LDAP is a protocol. NoSQL is a shitload of software that works extremely different and has no protocol or common data scheme. LDAP is probably most used for organizing a companies data (employees) and works quite well for that. It's proven, it has major software products that are stable and used in worldwide deployments.

Just exchanging LDAP with NoSQL makes no sense and is a move only driven by "LDAP sounds soo old. Let's use that NoSQL everyone is talking about!". And maybe slap XML, Web2.0 and HTML5 on top of it. Just, you know.. it's state of the art!

I've yet to see a comment on this page that relates to the problems of the protocol. Mostly vague points without objective data.

Basing all those criticism on the fact that this protocol has been around or a while and thus has more than one RFC is just stupid.

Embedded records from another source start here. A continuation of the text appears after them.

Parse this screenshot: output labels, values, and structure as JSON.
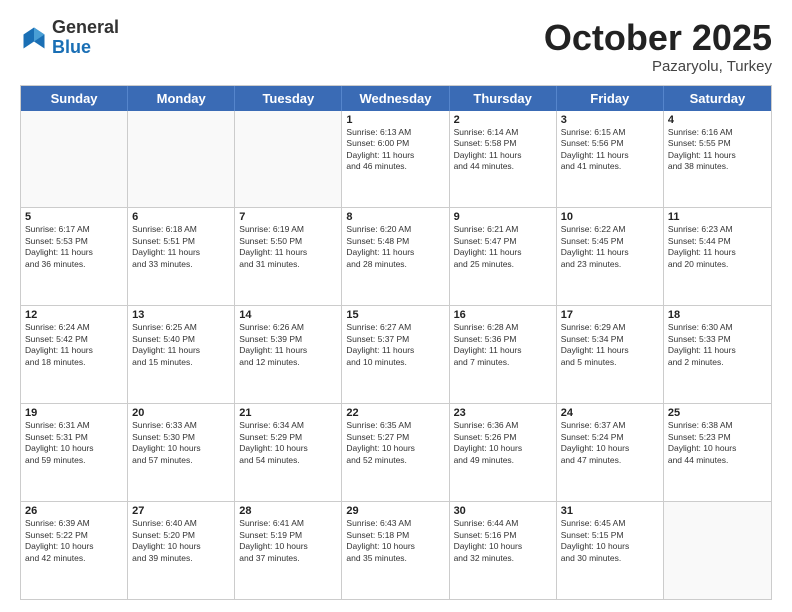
{
  "header": {
    "logo_general": "General",
    "logo_blue": "Blue",
    "month": "October 2025",
    "location": "Pazaryolu, Turkey"
  },
  "days_of_week": [
    "Sunday",
    "Monday",
    "Tuesday",
    "Wednesday",
    "Thursday",
    "Friday",
    "Saturday"
  ],
  "weeks": [
    [
      {
        "day": "",
        "lines": []
      },
      {
        "day": "",
        "lines": []
      },
      {
        "day": "",
        "lines": []
      },
      {
        "day": "1",
        "lines": [
          "Sunrise: 6:13 AM",
          "Sunset: 6:00 PM",
          "Daylight: 11 hours",
          "and 46 minutes."
        ]
      },
      {
        "day": "2",
        "lines": [
          "Sunrise: 6:14 AM",
          "Sunset: 5:58 PM",
          "Daylight: 11 hours",
          "and 44 minutes."
        ]
      },
      {
        "day": "3",
        "lines": [
          "Sunrise: 6:15 AM",
          "Sunset: 5:56 PM",
          "Daylight: 11 hours",
          "and 41 minutes."
        ]
      },
      {
        "day": "4",
        "lines": [
          "Sunrise: 6:16 AM",
          "Sunset: 5:55 PM",
          "Daylight: 11 hours",
          "and 38 minutes."
        ]
      }
    ],
    [
      {
        "day": "5",
        "lines": [
          "Sunrise: 6:17 AM",
          "Sunset: 5:53 PM",
          "Daylight: 11 hours",
          "and 36 minutes."
        ]
      },
      {
        "day": "6",
        "lines": [
          "Sunrise: 6:18 AM",
          "Sunset: 5:51 PM",
          "Daylight: 11 hours",
          "and 33 minutes."
        ]
      },
      {
        "day": "7",
        "lines": [
          "Sunrise: 6:19 AM",
          "Sunset: 5:50 PM",
          "Daylight: 11 hours",
          "and 31 minutes."
        ]
      },
      {
        "day": "8",
        "lines": [
          "Sunrise: 6:20 AM",
          "Sunset: 5:48 PM",
          "Daylight: 11 hours",
          "and 28 minutes."
        ]
      },
      {
        "day": "9",
        "lines": [
          "Sunrise: 6:21 AM",
          "Sunset: 5:47 PM",
          "Daylight: 11 hours",
          "and 25 minutes."
        ]
      },
      {
        "day": "10",
        "lines": [
          "Sunrise: 6:22 AM",
          "Sunset: 5:45 PM",
          "Daylight: 11 hours",
          "and 23 minutes."
        ]
      },
      {
        "day": "11",
        "lines": [
          "Sunrise: 6:23 AM",
          "Sunset: 5:44 PM",
          "Daylight: 11 hours",
          "and 20 minutes."
        ]
      }
    ],
    [
      {
        "day": "12",
        "lines": [
          "Sunrise: 6:24 AM",
          "Sunset: 5:42 PM",
          "Daylight: 11 hours",
          "and 18 minutes."
        ]
      },
      {
        "day": "13",
        "lines": [
          "Sunrise: 6:25 AM",
          "Sunset: 5:40 PM",
          "Daylight: 11 hours",
          "and 15 minutes."
        ]
      },
      {
        "day": "14",
        "lines": [
          "Sunrise: 6:26 AM",
          "Sunset: 5:39 PM",
          "Daylight: 11 hours",
          "and 12 minutes."
        ]
      },
      {
        "day": "15",
        "lines": [
          "Sunrise: 6:27 AM",
          "Sunset: 5:37 PM",
          "Daylight: 11 hours",
          "and 10 minutes."
        ]
      },
      {
        "day": "16",
        "lines": [
          "Sunrise: 6:28 AM",
          "Sunset: 5:36 PM",
          "Daylight: 11 hours",
          "and 7 minutes."
        ]
      },
      {
        "day": "17",
        "lines": [
          "Sunrise: 6:29 AM",
          "Sunset: 5:34 PM",
          "Daylight: 11 hours",
          "and 5 minutes."
        ]
      },
      {
        "day": "18",
        "lines": [
          "Sunrise: 6:30 AM",
          "Sunset: 5:33 PM",
          "Daylight: 11 hours",
          "and 2 minutes."
        ]
      }
    ],
    [
      {
        "day": "19",
        "lines": [
          "Sunrise: 6:31 AM",
          "Sunset: 5:31 PM",
          "Daylight: 10 hours",
          "and 59 minutes."
        ]
      },
      {
        "day": "20",
        "lines": [
          "Sunrise: 6:33 AM",
          "Sunset: 5:30 PM",
          "Daylight: 10 hours",
          "and 57 minutes."
        ]
      },
      {
        "day": "21",
        "lines": [
          "Sunrise: 6:34 AM",
          "Sunset: 5:29 PM",
          "Daylight: 10 hours",
          "and 54 minutes."
        ]
      },
      {
        "day": "22",
        "lines": [
          "Sunrise: 6:35 AM",
          "Sunset: 5:27 PM",
          "Daylight: 10 hours",
          "and 52 minutes."
        ]
      },
      {
        "day": "23",
        "lines": [
          "Sunrise: 6:36 AM",
          "Sunset: 5:26 PM",
          "Daylight: 10 hours",
          "and 49 minutes."
        ]
      },
      {
        "day": "24",
        "lines": [
          "Sunrise: 6:37 AM",
          "Sunset: 5:24 PM",
          "Daylight: 10 hours",
          "and 47 minutes."
        ]
      },
      {
        "day": "25",
        "lines": [
          "Sunrise: 6:38 AM",
          "Sunset: 5:23 PM",
          "Daylight: 10 hours",
          "and 44 minutes."
        ]
      }
    ],
    [
      {
        "day": "26",
        "lines": [
          "Sunrise: 6:39 AM",
          "Sunset: 5:22 PM",
          "Daylight: 10 hours",
          "and 42 minutes."
        ]
      },
      {
        "day": "27",
        "lines": [
          "Sunrise: 6:40 AM",
          "Sunset: 5:20 PM",
          "Daylight: 10 hours",
          "and 39 minutes."
        ]
      },
      {
        "day": "28",
        "lines": [
          "Sunrise: 6:41 AM",
          "Sunset: 5:19 PM",
          "Daylight: 10 hours",
          "and 37 minutes."
        ]
      },
      {
        "day": "29",
        "lines": [
          "Sunrise: 6:43 AM",
          "Sunset: 5:18 PM",
          "Daylight: 10 hours",
          "and 35 minutes."
        ]
      },
      {
        "day": "30",
        "lines": [
          "Sunrise: 6:44 AM",
          "Sunset: 5:16 PM",
          "Daylight: 10 hours",
          "and 32 minutes."
        ]
      },
      {
        "day": "31",
        "lines": [
          "Sunrise: 6:45 AM",
          "Sunset: 5:15 PM",
          "Daylight: 10 hours",
          "and 30 minutes."
        ]
      },
      {
        "day": "",
        "lines": []
      }
    ]
  ]
}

No, more just idly wondering if it'd be possible to build something that is a less shitty experience than LDAP - see above/below. I'm not particularly interested in the NoSQL stuff, by and large, because for what I do, Postgres is more than enough, however, I'm curious enough to wonder "what could be", and think that with all the different new systems out there, whether it'd be possible to build something new and better.

I don't have the answers, I just didn't really like my experience with LDAP, and was idly wondering whether it'd be possible to build something better these days.

LDAP is a protocol, not a data store. I agree that you could implement a LDAP directory services server using a NoSQL database.
It's a particularly ugly protocol, if you ask me. I hacked and slashed and swore and got it working for a company I worked for several years ago, but it was not a pleasant experience.
You probably had no experience, the wrong tools and thus a negative experience.

Do you have specific things in mind?

I know my way around Unix, and am a fast learner, so "no experience" is not something that generally scares me. I know I'll make some mistakes and waste a bit of time.

That said, there are plenty of systems that I have encountered in my years that are much friendlier to a new user. Specifically, I recall awful command line queries, kind of wonky tools in general, and, generally, a fiddly feeling to the whole thing. I did get things working, but I was never really happy with the whole setup. We ended up calling in a consultant to check over my work and see if there were ways to improve it, and aside from a few things, there really weren't.

Yes, but honestly, in my world "a strange feeling" doesn't qualify for ojective proof that a system is bad. There are plenty of powerful tools, and if you don't like the commandline (although you say you use unix a lot, ldap commands are straight forward), you probably could've used GUIs in the most cases. My "feeling" of this thread is that people were unsatisfied with openldap and now blame a protocol. The major enterprise directories have a lot of additional commands/features/web interfaces to fiddle with. It's not the protocols problem when a specific implementation is hard to use, isn't it?
What you'd really want is something like IMS.